The covered bridge in the Winterset City Park. The memorial today was held in the park. Photo: Wikipedia.

In Winterset, Iowa right now, time is unrecognizable. I’m back in Chicago, but the strange clocks in my hometown are exactly as I left them: not keeping proper time.

While I was home, I’d think it was afternoon and it was well past seven. But time didn’t fly; at other times, the hours felt sluggish and sticky as the heat and every bit as oppressive.
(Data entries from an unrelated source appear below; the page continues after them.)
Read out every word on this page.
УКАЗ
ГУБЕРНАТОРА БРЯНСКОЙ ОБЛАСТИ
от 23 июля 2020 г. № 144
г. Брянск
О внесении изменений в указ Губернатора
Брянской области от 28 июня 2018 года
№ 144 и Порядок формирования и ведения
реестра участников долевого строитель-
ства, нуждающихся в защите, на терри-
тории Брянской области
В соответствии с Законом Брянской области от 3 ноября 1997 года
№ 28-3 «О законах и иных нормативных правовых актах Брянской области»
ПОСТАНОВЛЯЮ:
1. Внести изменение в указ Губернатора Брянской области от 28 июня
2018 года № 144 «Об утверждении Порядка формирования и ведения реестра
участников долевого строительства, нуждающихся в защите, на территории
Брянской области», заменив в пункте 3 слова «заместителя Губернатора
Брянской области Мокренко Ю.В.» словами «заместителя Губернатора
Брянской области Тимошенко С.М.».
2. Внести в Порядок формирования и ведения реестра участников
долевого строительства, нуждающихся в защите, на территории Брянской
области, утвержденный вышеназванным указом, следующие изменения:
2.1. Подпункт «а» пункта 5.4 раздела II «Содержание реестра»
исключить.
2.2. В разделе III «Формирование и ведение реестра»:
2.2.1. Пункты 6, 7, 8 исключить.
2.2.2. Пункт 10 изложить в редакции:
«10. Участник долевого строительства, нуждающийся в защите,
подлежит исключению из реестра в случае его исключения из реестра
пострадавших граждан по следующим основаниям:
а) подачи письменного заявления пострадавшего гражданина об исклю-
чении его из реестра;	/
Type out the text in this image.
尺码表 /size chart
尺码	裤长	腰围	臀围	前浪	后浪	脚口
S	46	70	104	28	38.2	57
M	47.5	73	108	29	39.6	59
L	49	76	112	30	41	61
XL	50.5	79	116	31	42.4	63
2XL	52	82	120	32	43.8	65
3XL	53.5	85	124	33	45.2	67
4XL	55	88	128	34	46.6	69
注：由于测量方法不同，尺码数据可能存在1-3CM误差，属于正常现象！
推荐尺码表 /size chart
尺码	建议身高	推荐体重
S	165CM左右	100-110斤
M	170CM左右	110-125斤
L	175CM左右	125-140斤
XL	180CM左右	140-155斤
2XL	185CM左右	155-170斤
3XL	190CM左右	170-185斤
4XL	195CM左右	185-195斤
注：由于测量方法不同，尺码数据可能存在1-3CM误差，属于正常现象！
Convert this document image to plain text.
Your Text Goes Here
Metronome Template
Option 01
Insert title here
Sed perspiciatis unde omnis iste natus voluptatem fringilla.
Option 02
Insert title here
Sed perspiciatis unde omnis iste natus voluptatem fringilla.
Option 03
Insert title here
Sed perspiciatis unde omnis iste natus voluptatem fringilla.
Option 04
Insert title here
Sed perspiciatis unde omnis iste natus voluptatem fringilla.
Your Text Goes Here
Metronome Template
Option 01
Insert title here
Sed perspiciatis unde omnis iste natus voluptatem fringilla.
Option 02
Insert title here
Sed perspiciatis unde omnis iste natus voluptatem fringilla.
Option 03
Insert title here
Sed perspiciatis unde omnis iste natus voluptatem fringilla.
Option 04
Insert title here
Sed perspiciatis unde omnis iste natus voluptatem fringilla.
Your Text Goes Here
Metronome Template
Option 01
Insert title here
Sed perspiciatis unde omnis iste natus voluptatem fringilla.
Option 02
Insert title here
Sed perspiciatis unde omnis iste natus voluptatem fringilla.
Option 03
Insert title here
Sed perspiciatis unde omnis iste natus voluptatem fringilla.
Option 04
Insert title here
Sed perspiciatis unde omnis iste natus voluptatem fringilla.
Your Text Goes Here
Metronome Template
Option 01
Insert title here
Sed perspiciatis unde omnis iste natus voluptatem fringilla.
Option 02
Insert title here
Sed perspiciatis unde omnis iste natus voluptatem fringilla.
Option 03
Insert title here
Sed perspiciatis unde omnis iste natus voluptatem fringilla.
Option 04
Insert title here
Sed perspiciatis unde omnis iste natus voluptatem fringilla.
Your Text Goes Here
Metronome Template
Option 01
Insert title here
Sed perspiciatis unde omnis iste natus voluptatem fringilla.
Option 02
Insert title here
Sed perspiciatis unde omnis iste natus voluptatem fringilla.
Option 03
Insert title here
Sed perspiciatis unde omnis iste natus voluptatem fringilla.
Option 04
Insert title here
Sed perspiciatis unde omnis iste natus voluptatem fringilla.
As we walked to the car yesterday to get me to the airport, the sun beat down on me and Mom; there was sweat on my brow the moment we got outside. Mom said it was 108-degrees with the heat index. I had two thoughts: “What is a heat index, anyway?” and I thought how the death of a young person has to be worse in the summer. A cold, hard wind, a forest of sticks; winter fits the grinding bleakness of grief. Sun, cicadas, and flip-flops feel absurd, revolting. Both the young people I have known who died, died in the summertime. Another reason to look forward to cooler weather.

I had to leave before Megann’s memorial today. I know many people were there. There will be another ceremony, I believe, in Olympia, WA, where the girl made much of her adult life, though people from WA and other parts of the U.S. flew or drove many miles this past week, yesterday, and today to pay respects and give love to the family. Times like this, it’s clear to me that people are basically good.

Lastly: What is a silver lining?

I looked it up. It originated with Milton, from a poem in 1634. In it, he detailed “a sable cloud…turning her silver lining in the night.” The Victorians worked that into the colloquialism, “Every grey cloud has a silver lining” which means, essentially, “Even a really crappy situation has good things that happen because of it.”

Megann’s mom, K., told me a lady said “this-or-that was ‘a silver lining in all of this.'” The woman who said that meant well; we all do and who knows what to say right now? But K., gracious and caring to absolutely everyone, even in her agony, said to me, quietly, “There is no silver lining.” It certainly seems that way.

It is also true that in the past 10 days, I have had deep, soul-affirming conversations with special people I haven’t seen in years. I’ve remembered the priceless nature of a sibling relationship. I am continually being reminded that no meeting, no delayed flight (I was delayed four hours in St. Louis and arrived home past midnight), no headache, no spot on the carpet matters very much.

It’s people. It’s always only people.